The Gay and Lesbian Alliance Against Defamation (GLAAD) on Nov. 7 released its annual “Where We Are on TV” report, which tracks the LGBTQ characters on cable networks and streaming services.
In this year’s report, Sarah Kate Ellis, GLAAD president and CEO, called on the television industry to increase its representation of LGBTQ characters to 20% by 2025. The organization calculated that currently 10.2% of series regulars on broadcast networks are LGBTQ characters.
“The role of television in changing hearts and minds has never been more important,” Ellis said. “ … less than one-quarter of Americans have a close friend or family member who is transgender—and so the overwhelming majority of Americans learn about trans people from what they see in television, movies and news.”

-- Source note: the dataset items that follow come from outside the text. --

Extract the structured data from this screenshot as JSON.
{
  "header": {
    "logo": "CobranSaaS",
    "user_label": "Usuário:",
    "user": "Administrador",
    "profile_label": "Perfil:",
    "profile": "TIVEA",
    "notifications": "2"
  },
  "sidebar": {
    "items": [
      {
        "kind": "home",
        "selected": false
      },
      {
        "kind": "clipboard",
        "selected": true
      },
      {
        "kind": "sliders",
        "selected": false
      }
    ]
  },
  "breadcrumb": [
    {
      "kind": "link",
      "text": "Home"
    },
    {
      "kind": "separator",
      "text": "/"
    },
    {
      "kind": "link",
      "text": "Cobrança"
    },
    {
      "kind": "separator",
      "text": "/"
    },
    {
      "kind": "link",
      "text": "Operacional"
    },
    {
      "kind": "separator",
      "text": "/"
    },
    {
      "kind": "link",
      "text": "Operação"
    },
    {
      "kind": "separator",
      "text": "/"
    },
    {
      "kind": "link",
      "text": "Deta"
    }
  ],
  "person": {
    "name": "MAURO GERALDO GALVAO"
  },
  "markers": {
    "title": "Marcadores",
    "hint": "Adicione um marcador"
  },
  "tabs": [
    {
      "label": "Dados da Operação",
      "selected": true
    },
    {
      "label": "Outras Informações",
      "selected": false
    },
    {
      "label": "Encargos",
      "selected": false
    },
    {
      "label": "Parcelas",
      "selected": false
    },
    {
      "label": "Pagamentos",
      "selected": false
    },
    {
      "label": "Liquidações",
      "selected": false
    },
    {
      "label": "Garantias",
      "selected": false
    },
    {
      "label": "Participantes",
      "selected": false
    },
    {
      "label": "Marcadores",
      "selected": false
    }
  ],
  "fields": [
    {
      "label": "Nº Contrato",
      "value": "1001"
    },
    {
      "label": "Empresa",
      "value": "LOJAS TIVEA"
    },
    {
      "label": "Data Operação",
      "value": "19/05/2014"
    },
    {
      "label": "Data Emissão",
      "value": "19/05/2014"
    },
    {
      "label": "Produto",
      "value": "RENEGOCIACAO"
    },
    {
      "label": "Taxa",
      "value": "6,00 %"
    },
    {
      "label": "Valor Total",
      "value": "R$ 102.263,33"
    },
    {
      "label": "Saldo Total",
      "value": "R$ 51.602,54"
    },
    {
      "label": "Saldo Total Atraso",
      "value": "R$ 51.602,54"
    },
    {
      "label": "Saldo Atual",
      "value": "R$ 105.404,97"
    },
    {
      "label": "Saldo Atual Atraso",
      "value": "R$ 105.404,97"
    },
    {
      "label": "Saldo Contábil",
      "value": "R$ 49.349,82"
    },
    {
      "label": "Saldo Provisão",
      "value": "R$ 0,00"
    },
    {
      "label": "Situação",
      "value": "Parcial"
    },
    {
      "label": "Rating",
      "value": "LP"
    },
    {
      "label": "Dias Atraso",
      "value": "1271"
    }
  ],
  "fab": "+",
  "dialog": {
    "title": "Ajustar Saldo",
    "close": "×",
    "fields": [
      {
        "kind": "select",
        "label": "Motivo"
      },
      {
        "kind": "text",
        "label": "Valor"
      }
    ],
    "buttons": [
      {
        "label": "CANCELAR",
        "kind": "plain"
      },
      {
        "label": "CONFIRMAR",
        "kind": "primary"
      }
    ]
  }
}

The report cites an online survey from 2017 conducted by Harris Poll on behalf of GLAAD. According to GLAAD, the survey of 2,037 adults revealed that 20% of Americans ages 18-34 identify as LGBTQ, while approximately 12% of the overall respondents identify as LGBTQ.
Yet a 2017 Gallup survey of 340,000 people showed that only 4.5% of the U.S. population self-identify as LGBTQ, which is much closer historically to polling on these questions.
If GLAAD succeeds in its push for 20% of television regulars to be LGBTQ characters, LGBTQ television characters would overrepresent the actual LGBTQ population by 40%, according to the organization’s own data. And using Gallup’s data, LGBTQ characters on TV would outweigh the actual LGBTQ population by 77.5%, amounting to absurd overrepresentation.
After the release of GLAAD’s 2018 “Where We Are on TV” report, Dr. Albert Mohler Jr., president of the Southern Baptist Theological Seminary, expressed concern over GLAAD’s plans to further influence the American public.
“What people watch on television affects their moral judgment,” he said on his podcast, “The Briefing.” “If you can change the stories that are told and you can change the casting of those stories with specific characters, you can change the moral views of the population.”
Mohler, who has been negatively profiled under GLAAD’s Commentary Accountability Project, along with fellow conservative Christians Tony Perkins, Michael Brown and Franklin Graham, explained that “the cultural products we consume, the stories that we’ve used, the movies that we see, the music to which we listen, all of these affect our moral intuitions at a level that might not be reached by overt cognitive argument.”